# Swap headlights for oem projector headlights



## boostedirl (Apr 23, 2012)

My 17 cruze doesn't have the factory protector headlights with the DRL's. Is it possible to just swap the headlight assemblies, or is a different wiring harness used?


----------



## Blasirl (Mar 31, 2015)

What does it have? Did you buy used?


----------



## boostedirl (Apr 23, 2012)

Blasirl said:


> What does it have? Did you buy used?


It just has regular headlights. I leased it brand new.


----------



## HBCRUZE2017 (Jan 25, 2018)

one of the main reasons i got a lt vs ls and heated seats and cruise control lol


----------



## wyley93 (Nov 4, 2018)

I wanna know the same exact thing I just purchased a new 2018 Cruze in August and I don’t mind the OEM halogens but I prefer the look of the LED running lamps.

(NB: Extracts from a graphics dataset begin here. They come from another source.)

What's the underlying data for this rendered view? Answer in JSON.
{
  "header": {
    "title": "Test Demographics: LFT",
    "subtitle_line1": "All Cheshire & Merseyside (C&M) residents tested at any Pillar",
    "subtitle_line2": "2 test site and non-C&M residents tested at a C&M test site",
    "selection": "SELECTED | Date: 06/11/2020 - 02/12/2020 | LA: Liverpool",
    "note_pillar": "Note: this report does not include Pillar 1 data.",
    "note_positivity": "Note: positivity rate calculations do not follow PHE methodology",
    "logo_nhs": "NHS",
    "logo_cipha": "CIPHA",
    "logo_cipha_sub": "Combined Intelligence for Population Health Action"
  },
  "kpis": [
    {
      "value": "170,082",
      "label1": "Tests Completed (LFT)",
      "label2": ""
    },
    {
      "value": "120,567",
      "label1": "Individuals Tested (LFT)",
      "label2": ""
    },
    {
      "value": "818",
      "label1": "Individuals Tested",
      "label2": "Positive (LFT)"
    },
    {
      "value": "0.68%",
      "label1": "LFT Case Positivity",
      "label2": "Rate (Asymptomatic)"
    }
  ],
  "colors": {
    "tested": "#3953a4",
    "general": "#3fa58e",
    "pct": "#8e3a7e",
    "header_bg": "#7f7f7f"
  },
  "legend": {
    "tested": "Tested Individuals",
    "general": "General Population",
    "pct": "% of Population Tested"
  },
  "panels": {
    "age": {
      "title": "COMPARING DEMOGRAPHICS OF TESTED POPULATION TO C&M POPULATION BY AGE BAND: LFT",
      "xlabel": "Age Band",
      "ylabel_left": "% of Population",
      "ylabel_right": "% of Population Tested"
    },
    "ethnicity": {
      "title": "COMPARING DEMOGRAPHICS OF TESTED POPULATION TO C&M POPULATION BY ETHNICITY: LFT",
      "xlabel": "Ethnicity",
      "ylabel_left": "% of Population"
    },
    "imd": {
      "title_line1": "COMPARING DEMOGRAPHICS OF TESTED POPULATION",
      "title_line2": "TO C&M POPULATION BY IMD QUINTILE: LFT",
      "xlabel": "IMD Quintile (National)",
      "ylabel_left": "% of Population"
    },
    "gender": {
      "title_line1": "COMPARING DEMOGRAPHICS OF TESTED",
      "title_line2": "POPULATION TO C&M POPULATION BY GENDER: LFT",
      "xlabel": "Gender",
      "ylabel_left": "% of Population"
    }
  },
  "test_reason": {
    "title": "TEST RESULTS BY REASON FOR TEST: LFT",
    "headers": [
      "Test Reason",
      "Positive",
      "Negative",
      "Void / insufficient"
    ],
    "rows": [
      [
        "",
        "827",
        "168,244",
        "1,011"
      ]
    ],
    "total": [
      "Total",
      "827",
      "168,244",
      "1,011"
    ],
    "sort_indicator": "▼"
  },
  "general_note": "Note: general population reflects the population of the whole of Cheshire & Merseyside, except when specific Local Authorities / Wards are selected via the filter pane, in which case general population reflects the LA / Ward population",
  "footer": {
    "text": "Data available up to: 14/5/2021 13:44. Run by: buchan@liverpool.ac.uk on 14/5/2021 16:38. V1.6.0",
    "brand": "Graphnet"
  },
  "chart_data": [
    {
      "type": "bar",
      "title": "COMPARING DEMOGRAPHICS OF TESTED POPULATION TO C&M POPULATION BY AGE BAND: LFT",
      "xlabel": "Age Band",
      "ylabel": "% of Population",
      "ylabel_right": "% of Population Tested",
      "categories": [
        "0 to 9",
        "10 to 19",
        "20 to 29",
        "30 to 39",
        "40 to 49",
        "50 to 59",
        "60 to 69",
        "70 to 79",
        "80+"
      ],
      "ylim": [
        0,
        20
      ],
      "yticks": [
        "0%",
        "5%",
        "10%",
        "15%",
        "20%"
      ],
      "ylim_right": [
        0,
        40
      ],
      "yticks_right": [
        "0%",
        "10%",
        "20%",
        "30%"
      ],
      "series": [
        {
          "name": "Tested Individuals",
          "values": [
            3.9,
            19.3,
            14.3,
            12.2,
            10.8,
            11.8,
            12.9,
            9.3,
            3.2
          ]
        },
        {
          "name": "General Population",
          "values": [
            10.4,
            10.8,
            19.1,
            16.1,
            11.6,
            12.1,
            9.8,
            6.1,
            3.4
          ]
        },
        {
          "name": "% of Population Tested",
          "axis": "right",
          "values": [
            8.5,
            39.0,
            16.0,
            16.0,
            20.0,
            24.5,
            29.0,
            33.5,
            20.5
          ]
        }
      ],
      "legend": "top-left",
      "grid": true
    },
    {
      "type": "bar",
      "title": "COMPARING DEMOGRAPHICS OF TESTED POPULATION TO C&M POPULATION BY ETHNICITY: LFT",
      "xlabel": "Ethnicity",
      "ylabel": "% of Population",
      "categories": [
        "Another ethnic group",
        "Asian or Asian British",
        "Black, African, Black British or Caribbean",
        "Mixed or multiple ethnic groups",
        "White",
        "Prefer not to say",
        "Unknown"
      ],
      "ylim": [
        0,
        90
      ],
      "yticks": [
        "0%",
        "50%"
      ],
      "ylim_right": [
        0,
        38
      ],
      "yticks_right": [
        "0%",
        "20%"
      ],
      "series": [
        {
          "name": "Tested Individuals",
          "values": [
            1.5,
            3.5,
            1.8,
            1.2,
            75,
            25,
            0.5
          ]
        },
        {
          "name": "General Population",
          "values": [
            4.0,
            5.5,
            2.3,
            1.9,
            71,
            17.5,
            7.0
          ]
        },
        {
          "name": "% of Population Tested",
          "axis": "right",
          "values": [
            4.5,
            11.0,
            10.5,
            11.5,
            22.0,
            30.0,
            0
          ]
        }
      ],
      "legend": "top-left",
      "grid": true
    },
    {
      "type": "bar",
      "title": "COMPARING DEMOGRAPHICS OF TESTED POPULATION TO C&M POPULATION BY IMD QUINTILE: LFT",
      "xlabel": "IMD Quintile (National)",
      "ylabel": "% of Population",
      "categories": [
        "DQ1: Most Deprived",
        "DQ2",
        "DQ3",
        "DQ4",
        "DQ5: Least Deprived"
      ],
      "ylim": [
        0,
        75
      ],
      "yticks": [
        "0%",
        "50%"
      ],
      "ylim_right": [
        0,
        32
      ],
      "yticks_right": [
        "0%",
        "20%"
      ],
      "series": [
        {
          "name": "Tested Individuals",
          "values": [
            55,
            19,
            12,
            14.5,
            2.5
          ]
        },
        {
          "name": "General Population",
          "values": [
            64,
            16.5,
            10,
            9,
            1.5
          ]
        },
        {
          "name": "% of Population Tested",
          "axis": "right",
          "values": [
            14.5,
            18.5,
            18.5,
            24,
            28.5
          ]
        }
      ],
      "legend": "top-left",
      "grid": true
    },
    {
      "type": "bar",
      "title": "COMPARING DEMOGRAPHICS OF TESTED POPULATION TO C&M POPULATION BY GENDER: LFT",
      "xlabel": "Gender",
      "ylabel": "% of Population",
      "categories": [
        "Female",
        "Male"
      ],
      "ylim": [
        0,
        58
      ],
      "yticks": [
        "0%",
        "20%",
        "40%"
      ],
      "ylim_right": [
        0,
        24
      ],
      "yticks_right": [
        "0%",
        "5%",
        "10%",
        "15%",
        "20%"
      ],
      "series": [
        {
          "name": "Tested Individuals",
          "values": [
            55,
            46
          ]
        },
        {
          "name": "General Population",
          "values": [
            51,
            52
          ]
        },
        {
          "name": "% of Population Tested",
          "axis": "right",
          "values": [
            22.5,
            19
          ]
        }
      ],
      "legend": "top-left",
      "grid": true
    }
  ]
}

Does anyone know if they are easy to swap to those?


----------



## Ma v e n (Oct 8, 2018)

It's not quite plug-n-play... But it's achingly close. 

You'd need to swap the connector body from your original LS headlights to new LT+ headlights. You'll also need to run power to the DRL pin in the LT headlights if you want them to work during the day. Your headlights will still be your DRL though.


----------